NEW YORK, NY.- Mike Weiss Gallery presents Stefanie Gutheil’s fourth exhibition with the gallery, The Home of Mr. Peeps. For this show, the Berlin-based artist has delved deep into the recesses of her imagination – back where horned beasts, laser beams, onesies, a brass marching band, phonographs, multi-talented chickens, the original stooge named Krampus and a giant pink elephant all reside – and emerged with a phantasmagoric stable of characters à la a secularized and hallucinatory version of Noah’s Arc. With this herd of misfit creatures, Gutheil has left normality at the door and transformed the gallery into a sanctuary of the bizarre – a surreal, utopic landscape of chromatic and psychological vibrancy.

With all their quirks and foibles in plain sight, the artist’s fantastical creatures appear to us as friends and intimates. In fact, it is precisely because of the alluring, almost childlike honesty inherent in the figures unabashed eccentricities that connection with the works is nearly inevitable. Yet there is more to these characters than their carnivalesque appearance; in each, Gutheil has instilled an emotional gravity that seems both personally derived and universally comprehensible. Sometimes the sentiment is uplifting – for example in A Walk in the Forest, where we find two cronies strutting with emoticon-worthy smiles strewn across their faces. Other times, the mood isn’t always so chummy. In Safe Bet, it is impossible to say with certainty whether the winged yet dense-looking humanoid is falling down or flying upward, if it has walked the plank by force or leapt from the diving board by choice.

In their peculiar features and with their hearts on their sleeves, Gutheil’s oddballs all emit a vaguely familiar sense of the folkloric, as if the artist unraveled them from traditional fables and stitched together her own.
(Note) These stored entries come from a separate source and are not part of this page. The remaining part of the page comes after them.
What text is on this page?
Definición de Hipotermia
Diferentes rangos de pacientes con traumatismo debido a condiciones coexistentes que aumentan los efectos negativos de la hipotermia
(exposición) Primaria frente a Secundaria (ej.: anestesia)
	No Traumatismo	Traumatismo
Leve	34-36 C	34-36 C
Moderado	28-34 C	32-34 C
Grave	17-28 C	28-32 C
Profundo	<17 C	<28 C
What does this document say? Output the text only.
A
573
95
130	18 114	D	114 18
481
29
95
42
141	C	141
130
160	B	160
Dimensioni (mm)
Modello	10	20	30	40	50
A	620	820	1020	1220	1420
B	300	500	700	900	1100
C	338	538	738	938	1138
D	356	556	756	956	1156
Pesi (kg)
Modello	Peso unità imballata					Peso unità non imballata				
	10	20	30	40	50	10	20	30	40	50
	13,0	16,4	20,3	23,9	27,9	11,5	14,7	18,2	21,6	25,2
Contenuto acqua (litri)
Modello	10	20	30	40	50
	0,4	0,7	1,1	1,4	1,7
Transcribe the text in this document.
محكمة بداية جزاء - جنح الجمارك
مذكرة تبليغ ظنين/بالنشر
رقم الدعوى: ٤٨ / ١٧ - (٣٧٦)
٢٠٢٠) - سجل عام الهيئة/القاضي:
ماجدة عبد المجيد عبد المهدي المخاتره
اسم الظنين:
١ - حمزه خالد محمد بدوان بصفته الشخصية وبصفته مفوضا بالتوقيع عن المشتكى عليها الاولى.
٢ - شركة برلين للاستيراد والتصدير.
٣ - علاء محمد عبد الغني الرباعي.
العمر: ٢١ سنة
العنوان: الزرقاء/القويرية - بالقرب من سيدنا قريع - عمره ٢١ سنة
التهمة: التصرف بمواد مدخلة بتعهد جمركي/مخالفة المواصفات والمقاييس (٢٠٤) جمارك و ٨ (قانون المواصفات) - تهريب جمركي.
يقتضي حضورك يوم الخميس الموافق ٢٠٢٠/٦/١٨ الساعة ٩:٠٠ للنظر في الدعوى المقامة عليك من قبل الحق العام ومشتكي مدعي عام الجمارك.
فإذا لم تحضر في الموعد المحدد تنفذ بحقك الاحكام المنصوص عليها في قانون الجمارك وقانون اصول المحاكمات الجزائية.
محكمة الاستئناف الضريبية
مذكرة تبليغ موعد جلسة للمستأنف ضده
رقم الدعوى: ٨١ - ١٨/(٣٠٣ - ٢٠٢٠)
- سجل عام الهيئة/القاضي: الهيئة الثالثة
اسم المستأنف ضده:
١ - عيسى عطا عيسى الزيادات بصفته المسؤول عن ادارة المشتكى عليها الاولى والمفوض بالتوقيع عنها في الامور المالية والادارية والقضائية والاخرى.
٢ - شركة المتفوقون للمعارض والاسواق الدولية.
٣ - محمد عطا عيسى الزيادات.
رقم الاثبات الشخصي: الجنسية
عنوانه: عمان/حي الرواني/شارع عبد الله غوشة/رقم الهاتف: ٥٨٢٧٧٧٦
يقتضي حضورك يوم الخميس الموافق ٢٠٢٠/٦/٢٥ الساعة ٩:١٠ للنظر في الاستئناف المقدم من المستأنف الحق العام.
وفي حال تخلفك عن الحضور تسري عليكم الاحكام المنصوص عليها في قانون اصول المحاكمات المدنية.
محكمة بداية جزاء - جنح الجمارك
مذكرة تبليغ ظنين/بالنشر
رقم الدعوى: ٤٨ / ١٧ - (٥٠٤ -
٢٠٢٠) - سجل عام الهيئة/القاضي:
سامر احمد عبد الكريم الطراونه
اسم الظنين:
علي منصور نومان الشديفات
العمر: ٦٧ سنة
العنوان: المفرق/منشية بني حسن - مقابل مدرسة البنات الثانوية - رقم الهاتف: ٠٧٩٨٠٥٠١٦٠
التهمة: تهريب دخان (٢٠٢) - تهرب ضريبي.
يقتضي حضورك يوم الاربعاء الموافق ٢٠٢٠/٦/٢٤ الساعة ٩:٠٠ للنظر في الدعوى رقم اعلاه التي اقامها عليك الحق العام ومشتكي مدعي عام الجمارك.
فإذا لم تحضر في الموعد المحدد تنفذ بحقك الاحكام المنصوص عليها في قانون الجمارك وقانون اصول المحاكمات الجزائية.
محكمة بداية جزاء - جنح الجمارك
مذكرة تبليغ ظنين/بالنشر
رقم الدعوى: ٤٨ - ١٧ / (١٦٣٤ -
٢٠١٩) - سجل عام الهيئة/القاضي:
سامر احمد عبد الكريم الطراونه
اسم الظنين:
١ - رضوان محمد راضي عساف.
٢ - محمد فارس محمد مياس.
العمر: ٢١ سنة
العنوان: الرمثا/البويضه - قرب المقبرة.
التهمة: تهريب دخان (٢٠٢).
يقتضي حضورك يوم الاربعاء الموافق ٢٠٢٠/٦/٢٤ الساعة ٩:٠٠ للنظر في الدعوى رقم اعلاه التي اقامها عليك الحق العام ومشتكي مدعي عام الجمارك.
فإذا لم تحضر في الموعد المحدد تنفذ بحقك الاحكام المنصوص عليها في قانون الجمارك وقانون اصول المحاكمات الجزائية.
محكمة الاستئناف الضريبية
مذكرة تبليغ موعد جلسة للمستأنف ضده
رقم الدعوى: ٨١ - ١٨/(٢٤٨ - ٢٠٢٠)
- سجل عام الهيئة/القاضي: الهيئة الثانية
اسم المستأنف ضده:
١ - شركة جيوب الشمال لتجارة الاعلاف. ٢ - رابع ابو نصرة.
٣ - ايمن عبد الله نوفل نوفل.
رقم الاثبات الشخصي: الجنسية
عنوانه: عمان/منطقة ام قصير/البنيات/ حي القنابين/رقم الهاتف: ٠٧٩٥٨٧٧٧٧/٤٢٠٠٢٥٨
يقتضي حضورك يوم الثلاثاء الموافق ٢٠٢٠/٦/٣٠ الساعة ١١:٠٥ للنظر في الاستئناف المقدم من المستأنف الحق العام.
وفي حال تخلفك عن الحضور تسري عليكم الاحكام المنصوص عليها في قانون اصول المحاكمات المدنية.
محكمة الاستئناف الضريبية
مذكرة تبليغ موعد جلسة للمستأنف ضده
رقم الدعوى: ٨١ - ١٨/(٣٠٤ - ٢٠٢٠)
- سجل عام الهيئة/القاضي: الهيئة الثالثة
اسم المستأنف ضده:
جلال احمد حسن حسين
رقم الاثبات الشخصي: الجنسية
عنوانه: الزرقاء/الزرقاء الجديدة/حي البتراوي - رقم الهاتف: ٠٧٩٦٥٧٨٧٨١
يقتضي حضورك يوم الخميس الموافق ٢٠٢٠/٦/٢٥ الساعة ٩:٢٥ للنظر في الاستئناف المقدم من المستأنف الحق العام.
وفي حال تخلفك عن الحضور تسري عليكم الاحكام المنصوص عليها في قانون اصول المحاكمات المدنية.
The horned, anthropomorphic, anti-Santa Claus fictional beast of German-Austrian descent named Krampus, for example, seems to make an appearance in multiple works. Instead of a facsimile representation, though, Gutheil has flipped the idea of Krampus on its head­ – in one work it walks a man-carrying pig and in another it nonchalantly strolls through the forest with a friend – by stripping it of its menace and making it comical.

Yet in her fairytales, Gutheil has not set a narrative. Instead, she provides all the raw, jumbled materials – the characters, the costumes, the emotions, and the stage – and leaves us to imagine our own farfetched tales, whether somberly retrospective or curiously, whimsically, and optimistically infantile.

Stefanie Gutheil lives and works in Berlin. Her work resides in public and private collections around the world, including the Taguchi Art Collection (Tokyo), the Hudson Valley Center for Contemporary Art (Peekskill, NY), and the Nerman Museum of Contemporary Art (Overland Park, KS), among many others. The artist and her work have been written about in publications such as Blouin Artinfo, Hyperallergic, Art in America, and Modern Painters. Gutheil was recently exhibited in a solo show at Helsinki Contemporary in Finland and a group exhibition at the Matsumoto City Museum in Japan.